Grazie allo spettacolo si scoprono aspetti nuovi delle protagoniste femminili del poema. Il testo resta invariato, ma viene raccontato in modo del tutto inedito.
Senza dimenticare che la cultura greca era una cultura in cui il maschio parte, combatte e conquista, mentre la donna tesse, attende, subisce. In questo allestimento, Ulisse vive nei racconti delle donne che ha incontrato: tutte si innamorano di lui, lo aiutano e, in qualche modo, lo aspettano. Ma lui fugge, perché sceglie le radici.
Nausicaa vorrebbe sposarlo, ma lui torna da Penelope, a cui racconta tutto, tranne l’incontro con Nausicaa.

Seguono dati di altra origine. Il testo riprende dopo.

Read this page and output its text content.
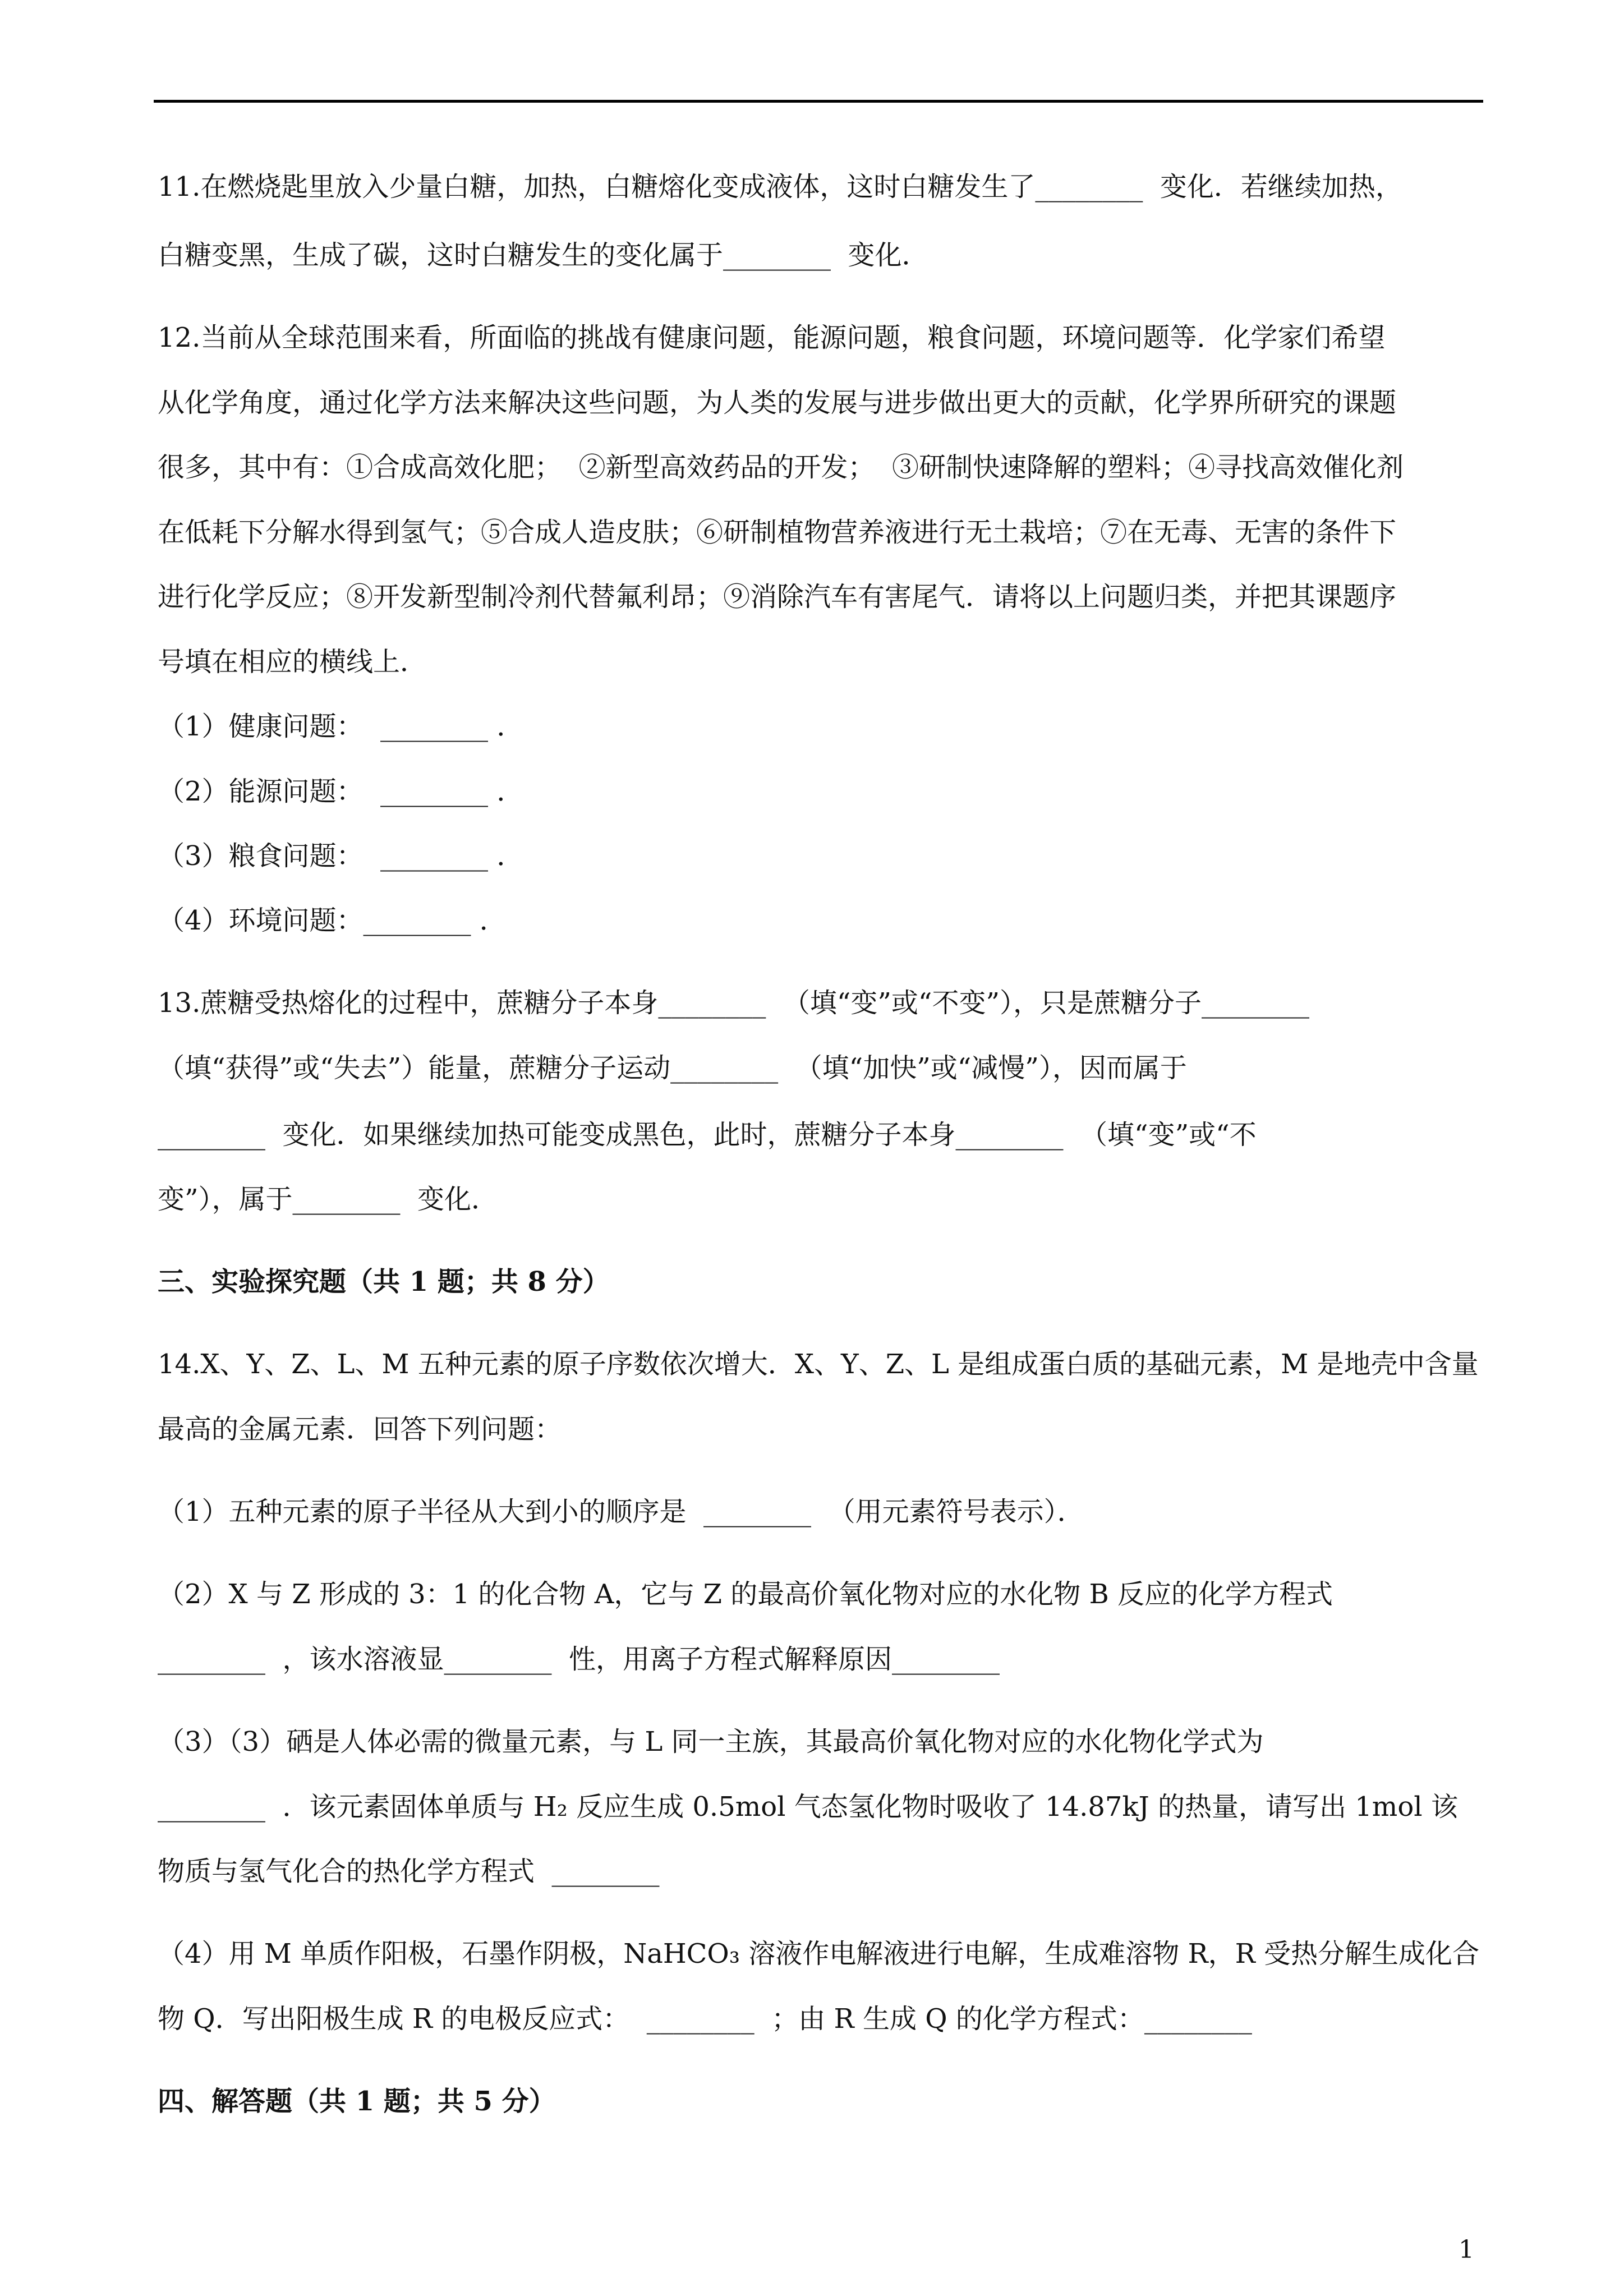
11.在燃烧匙里放入少量白糖，加热，白糖熔化变成液体，这时白糖发生了________  变化．若继续加热，
白糖变黑，生成了碳，这时白糖发生的变化属于________  变化．
12.当前从全球范围来看，所面临的挑战有健康问题，能源问题，粮食问题，环境问题等．化学家们希望
从化学角度，通过化学方法来解决这些问题，为人类的发展与进步做出更大的贡献，化学界所研究的课题
很多，其中有：①合成高效化肥；  ②新型高效药品的开发；  ③研制快速降解的塑料；④寻找高效催化剂
在低耗下分解水得到氢气；⑤合成人造皮肤；⑥研制植物营养液进行无土栽培；⑦在无毒、无害的条件下
进行化学反应；⑧开发新型制冷剂代替氟利昂；⑨消除汽车有害尾气．请将以上问题归类，并把其课题序
号填在相应的横线上．
（1）健康问题：  ________ ．
（2）能源问题：  ________ ．
（3）粮食问题：  ________ ．
（4）环境问题：________ ．
13.蔗糖受热熔化的过程中，蔗糖分子本身________  （填“变”或“不变”），只是蔗糖分子________
（填“获得”或“失去”）能量，蔗糖分子运动________  （填“加快”或“减慢”），因而属于
________  变化．如果继续加热可能变成黑色，此时，蔗糖分子本身________  （填“变”或“不
变”），属于________  变化．
三、实验探究题（共 1 题；共 8 分）
14.X、Y、Z、L、M 五种元素的原子序数依次增大．X、Y、Z、L 是组成蛋白质的基础元素，M 是地壳中含量
最高的金属元素．回答下列问题：
（1）五种元素的原子半径从大到小的顺序是  ________  （用元素符号表示）．
（2）X 与 Z 形成的 3：1 的化合物 A，它与 Z 的最高价氧化物对应的水化物 B 反应的化学方程式
________  ，该水溶液显________  性，用离子方程式解释原因________
（3）（3）硒是人体必需的微量元素，与 L 同一主族，其最高价氧化物对应的水化物化学式为
________  ．该元素固体单质与 H₂ 反应生成 0.5mol 气态氢化物时吸收了 14.87kJ 的热量，请写出 1mol 该
物质与氢气化合的热化学方程式  ________
（4）用 M 单质作阳极，石墨作阴极，NaHCO₃ 溶液作电解液进行电解，生成难溶物 R，R 受热分解生成化合
物 Q．写出阳极生成 R 的电极反应式：  ________  ；由 R 生成 Q 的化学方程式：________
四、解答题（共 1 题；共 5 分）
1
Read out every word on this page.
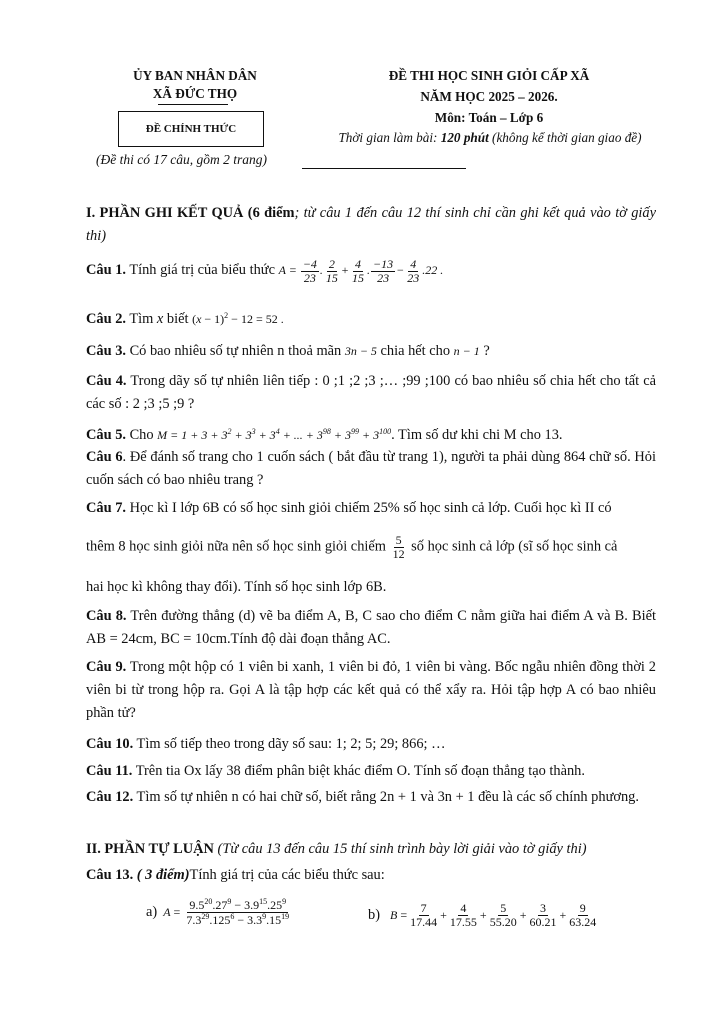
ỦY BAN NHÂN DÂN
XÃ ĐỨC THỌ
ĐỀ CHÍNH THỨC
(Đề thi có 17 câu, gồm 2 trang)
ĐỀ THI HỌC SINH GIỎI CẤP XÃ
NĂM HỌC 2025 – 2026.
Môn: Toán – Lớp 6
Thời gian làm bài: 120 phút (không kể thời gian giao đề)
I. PHẦN GHI KẾT QUẢ (6 điểm; từ câu 1 đến câu 12 thí sinh chỉ cần ghi kết quả vào tờ giấy thi)
Câu 1. Tính giá trị của biểu thức $A = \frac{-4}{23}$ . $\frac{2}{15} + \frac{4}{15}$ . $\frac{-13}{23} - \frac{4}{23} .22$ .
Câu 2. Tìm x biết $(x - 1)^2 - 12 = 52$ .
Câu 3. Có bao nhiêu số tự nhiên n thoả mãn 3n − 5 chia hết cho n − 1 ?
Câu 4. Trong dãy số tự nhiên liên tiếp : 0 ;1 ;2 ;3 ;… ;99 ;100 có bao nhiêu số chia hết cho tất cả các số : 2 ;3 ;5 ;9 ?
Câu 5. Cho $M = 1 + 3 + 3^2 + 3^3 + 3^4$ + ... + $3^{98} + 3^{99} + 3^{100}$. Tìm số dư khi chi M cho 13.
Câu 6. Để đánh số trang cho 1 cuốn sách ( bắt đầu từ trang 1), người ta phải dùng 864 chữ số. Hỏi cuốn sách có bao nhiêu trang ?
Câu 7. Học kì I lớp 6B có số học sinh giỏi chiếm 25% số học sinh cả lớp. Cuối học kì II có
thêm 8 học sinh giỏi nữa nên số học sinh giỏi chiếm $\frac{5}{12}$ số học sinh cả lớp (sĩ số học sinh cả
hai học kì không thay đổi). Tính số học sinh lớp 6B.
Câu 8. Trên đường thẳng (d) vẽ ba điểm A, B, C sao cho điểm C nằm giữa hai điểm A và B. Biết AB = 24cm, BC = 10cm.Tính độ dài đoạn thẳng AC.
Câu 9. Trong một hộp có 1 viên bi xanh, 1 viên bi đỏ, 1 viên bi vàng. Bốc ngẫu nhiên đồng thời 2 viên bi từ trong hộp ra. Gọi A là tập hợp các kết quả có thể xẩy ra. Hỏi tập hợp A có bao nhiêu phần tử?
Câu 10. Tìm số tiếp theo trong dãy số sau: 1; 2; 5; 29; 866; …
Câu 11. Trên tia Ox lấy 38 điểm phân biệt khác điểm O. Tính số đoạn thẳng tạo thành.
Câu 12. Tìm số tự nhiên n có hai chữ số, biết rằng 2n + 1 và 3n + 1 đều là các số chính phương.
II. PHẦN TỰ LUẬN (Từ câu 13 đến câu 15 thí sinh trình bày lời giải vào tờ giấy thi)
Câu 13. ( 3 điểm)Tính giá trị của các biểu thức sau:
a) $A = \frac{9.5^{20}.27^9 - 3.9^{15}.25^9}{7.3^{29}.125^6 - 3.3^9.15^{19}}$	b) $B = \frac{7}{17.44} + \frac{4}{17.55} + \frac{5}{55.20} + \frac{3}{60.21} + \frac{9}{63.24}$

Potrebbe sembrare che le donne abbiano un ruolo passivo, ma non è così, perché a decidere davvero è Atena, figura centrale nello spettacolo.

Atena è la regista del viaggio di Ulisse, e nello spettacolo lo è letteralmente: dall’alto della sua postazione – che ricorda l’Olimpo – dirige l’azione, dà voce e oggetti a tutti i personaggi.
Su una scenografia essenziale, giocata con bellissime luci e pochi oggetti – bauli e valigie che rivelano da subito il gioco teatrale – Federica Di Martino incarna una Atena moderna, potente e narrante, che tiene insieme l’intero racconto.

Come un DJ, usa strumenti e linguaggi contemporanei: microfono e mixer per introdurre, commentare e tessere la narrazione.
Calipso (Beatrice Ceccherini), intrappolata nel suo amore per Ulisse, dà voce al dolore della rinuncia: “Sono meno bella di Penelope?”.
Euriclea (Sonia Barbadoro), la balia fedele, incarna l’amore materno.
Nausicaa (Eleonora Bernassa) è giovane, innocente e seduttrice.
Circe (Silvia Siravo) è appassionata e ammaliante, rifiuta tutti gli uomini tranne uno: Ulisse.
Infine, Penelope (Liliana Massari), simbolo di fedeltà, intelligenza e dignità, resiste ai Proci con astuzia pari a quella del marito.

Lo spettacolo scorre veloce nei suoi 80 minuti, facendo rivivere una storia “altra” dalla consueta Odissea, pur mantenendone intatta la struttura e le vicende centrali (emblematico l’episodio dell’accecamento del Ciclope).

Grazie alla maestria della regia e alla perizia delle interpreti, con l’alternarsi di sentimenti e prospettive femminili, prende vita e si attualizza un classico immortale.
Sono le donne a cantare le avventure dell’eroe: i suoi turbamenti, le sue peregrinazioni, gli ostacoli.

Un buon lavoro; un riuscito esperimento di ribaltare al femminile una cultura perennemente al maschile, se non addirittura – ribadiamo – misogina come quella greca.